Type of information:

experimental study

Adequacy of study:

weight of evidence

Reliability:

2 (reliable with restrictions)

Rationale for reliability incl. deficiencies:

other: Meets generally accepted scientific principles.

Data source

Materials and methods

Principles of method if other than guideline:

BASF-TEST:
Before OECD guideline 405 was established, eye irritation was tested using an internal method. White Vienna rabbits were used. Usually approximately 50 µl of the test substance were applied to the conjunctival sac of one eye of each of 2 animals. The non- or saline- treated eye served as control. In studies with solids, talcum powder was used as control. The animals were observed several times on the treatment day and up to 8 days afterwards, and findings were recorded on working days. The eyes were not washed out after 24 h as specified in OECD Guideline 405.

GLP compliance:

no

Remarks:

; GLP was not compulsory at the time the study was conducted

Test material

Test animals / tissue source

Species:

rabbit

Strain:

Vienna White

Details on test animals or tissues and environmental conditions:

TEST ANIMALS
- Weight at study initiation: 3.09 kg, 2.81 kg

Test system

Vehicle:

unchanged (no vehicle)

Controls:

other: the second eye of the same rabbit was treated with 50 µl NaCl saline

Amount / concentration applied:

undiluted
Amount applied: 0.05 ml

Duration of treatment / exposure:

24 h; the substance was not washed out

Observation period (in vivo):

8 days

Number of animals or in vitro replicates:

2 animals, 1 male and 1 female

Details on study design:

50 µl of the undiluted test substance was applied to the right conjuntival sac of one male and one female Vienna White rabbit. The left eye treated with physiological saline served as a control. The substance was not washed out.
Ocular reactions were recorded 10 min, 1, 3 and 24 hours, as well as 2, 5, 7 and 8 days after instillation using a BASF-scoring system, which is convertible into the current OECD Draize scheme. For the evaluation, the BASF scores given in the raw data were converted to Draize scores. The reading time points used for assessment were 24, 48 and 72 hours after application. At day 8, the eyes were additionally examined by using fluorescein.

Results and discussion

In vivo

Resultsopen allclose all

Other effects:

Details on irritation response:
In both tested animals secretion was observed in the substance-treated eye up to 3 hours after instillation of the test substance.
Both animals showed slight redness of conjunctivae during the first 5 days (see table 1). However, this effect was fully reversible within 7 days. Cornea and iris were inconspicious.
The left eye of both animals which was treated with saline and served as control showed no effects.

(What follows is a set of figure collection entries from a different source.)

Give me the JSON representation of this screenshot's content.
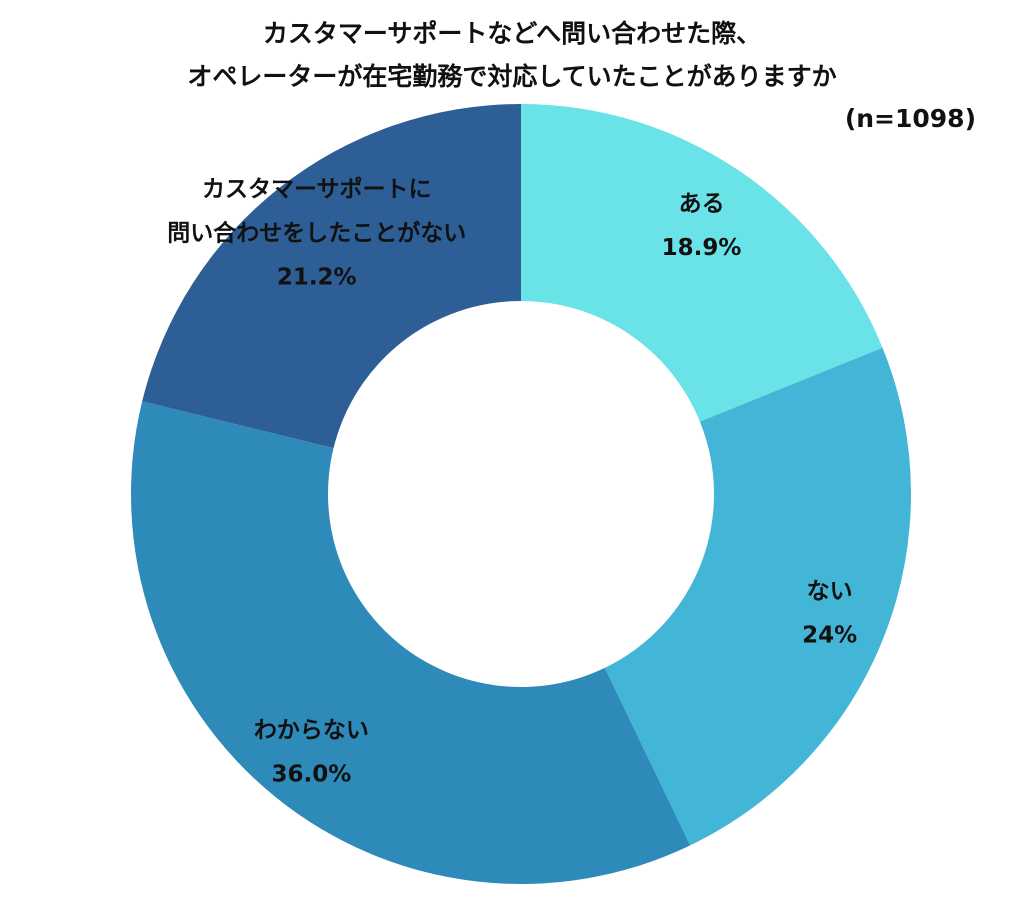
{
  "chart_data": {
    "type": "pie",
    "subtype": "donut",
    "title_lines": [
      "カスタマーサポートなどへ問い合わせた際、",
      "オペレーターが在宅勤務で対応していたことがありますか"
    ],
    "note": "(n=1098)",
    "slices": [
      {
        "label_lines": [
          "ある"
        ],
        "value_label": "18.9%",
        "value": 18.9,
        "color": "#69E2E8"
      },
      {
        "label_lines": [
          "ない"
        ],
        "value_label": "24%",
        "value": 24.0,
        "color": "#43B5D7"
      },
      {
        "label_lines": [
          "わからない"
        ],
        "value_label": "36.0%",
        "value": 36.0,
        "color": "#2E8AB8"
      },
      {
        "label_lines": [
          "カスタマーサポートに",
          "問い合わせをしたことがない"
        ],
        "value_label": "21.2%",
        "value": 21.2,
        "color": "#2E5E96"
      }
    ],
    "start_angle_deg": 0,
    "direction": "clockwise",
    "legend": "none"
  }
}
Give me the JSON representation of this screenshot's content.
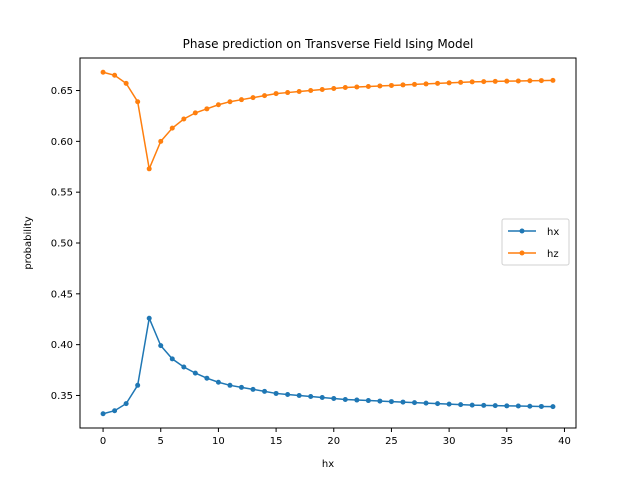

Any other information on results incl. tables

Table 1: Eye irritation parameters; the scores of the BASF study were converted according to the method of Draize

Reading time point	Animal 1, treated eye (right)
	Cornea score	Iris score	Conjunctiva Redness	Conjunctiva Chemosis	Additional findings
10 min	0	0	1	0	secretion
1 h	0	0	1	0	secretion
3 h	0	0	1	0	secretion
24 h	0	0	1	0
48 h	0	0	1	0
5 d	0	0	1	0
7 d	0	0	0	0
8 d	0	0	0	0
Reading time point	Animal 2, treated eye (right)
	Cornea	Iris	Conjunctiva Redness	Conjunctiva Chemosis	Additional findings
10 min	0	0	1	0	secretion
1 h	0	0	1	0	secretion
3 h	0	0	1	0	secretion
24 h	0	0	1	0
48 h	0	0	1	0
5 d	0	0	1	0
7 d	0	0	0	0
8 d	0	0	0	0

Applicant's summary and conclusion

Conclusions:

Under the conditions of the test, the test material does not fulfil the requirements to be classified according to EU (as conjunctivae score < 2.5) or GHS (as conjunctivae score < 2) criteria.